“Semua karakter, peristiwa, dan lokasi dalam kisah ini adalah fiksi dan tidak memiliki hubungan dengan kejadian nyata. Penulis berharap pembaca menikmati kisah ini sebagai hiburan semata dan tidak menganggapnya sebagai fakta sejarah.”
Bab 7: Menyibak Onrust yang Misterius
Malam menebarkan tirai kelamnya, membungkus reruntuhan tua di Pulau Onrust dalam kabut misteri. Angin berdesir pelan, membawa aroma laut yang bercampur dengan kelembapan bebatuan tua. Di antara bayang-bayang pepohonan berduri, dua sosok pemuda melangkah dengan hati-hati.
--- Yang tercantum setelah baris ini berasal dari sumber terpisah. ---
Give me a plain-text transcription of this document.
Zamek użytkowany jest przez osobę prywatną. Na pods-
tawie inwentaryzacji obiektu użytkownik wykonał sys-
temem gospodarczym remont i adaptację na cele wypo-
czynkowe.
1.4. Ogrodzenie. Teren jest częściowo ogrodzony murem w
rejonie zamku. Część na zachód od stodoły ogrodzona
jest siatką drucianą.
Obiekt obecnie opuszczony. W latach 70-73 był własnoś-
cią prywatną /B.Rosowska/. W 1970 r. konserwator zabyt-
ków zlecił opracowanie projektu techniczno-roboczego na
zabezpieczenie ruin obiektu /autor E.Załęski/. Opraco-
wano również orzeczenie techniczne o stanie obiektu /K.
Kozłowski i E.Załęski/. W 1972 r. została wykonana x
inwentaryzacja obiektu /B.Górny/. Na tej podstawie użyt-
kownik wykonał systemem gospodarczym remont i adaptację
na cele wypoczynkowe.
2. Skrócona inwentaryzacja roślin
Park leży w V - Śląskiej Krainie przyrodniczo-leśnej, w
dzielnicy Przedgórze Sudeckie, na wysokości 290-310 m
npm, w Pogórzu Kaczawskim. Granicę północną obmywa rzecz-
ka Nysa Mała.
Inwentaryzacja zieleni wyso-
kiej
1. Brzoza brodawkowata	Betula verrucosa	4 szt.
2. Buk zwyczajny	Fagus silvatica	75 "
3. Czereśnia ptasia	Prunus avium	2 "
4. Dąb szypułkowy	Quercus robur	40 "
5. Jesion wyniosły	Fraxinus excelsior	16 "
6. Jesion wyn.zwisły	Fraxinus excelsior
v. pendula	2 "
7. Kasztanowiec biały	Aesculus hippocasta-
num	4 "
“Hati-hati, Saga. Pulau ini tak hanya menyimpan reruntuhan, tapi juga bahaya,” suara Hasanudin lirih, nyaris tenggelam oleh gesekan dedaunan yang mereka sibak.
Saga, pemuda berusia dua puluh tahun dengan pakaian putih dan ikat pinggang merah, hanya mengangguk. Matanya tetap fokus menatap ke depan, tak tergoyahkan oleh peringatan sahabatnya. “Berapa jauh lagi reruntuhan itu?” tanyanya.
“Tak jauh. Lihat ke sana,” Hasanudin mengangkat tangannya, menunjuk siluet bangunan tua yang hampir tertelan oleh rimbunan semak.
Saga mempercepat langkahnya, namun tiba-tiba, angin dingin berembus kencang. Di tengah kabut tipis yang bergulung-gulung, samar-samar muncul sosok wanita berbusana kuning keemasan. Wajahnya lembut dan anggun, bercahaya seperti rembulan di atas lautan.
“Ratu Mayangsari…” bisik Saga dalam hati.
“Saga, hati-hati… Batu hitam itu menyimpan rahasia. Buka matamu, gunakan cincinmu!”
Saga menatap batu hitam besar yang berdiri di tengah reruntuhan. Aura misterius memancar darinya. Ia melangkah mendekat, tapi—
Braak!
Tubuhnya terpental ke belakang, seperti menabrak dinding tak kasat mata!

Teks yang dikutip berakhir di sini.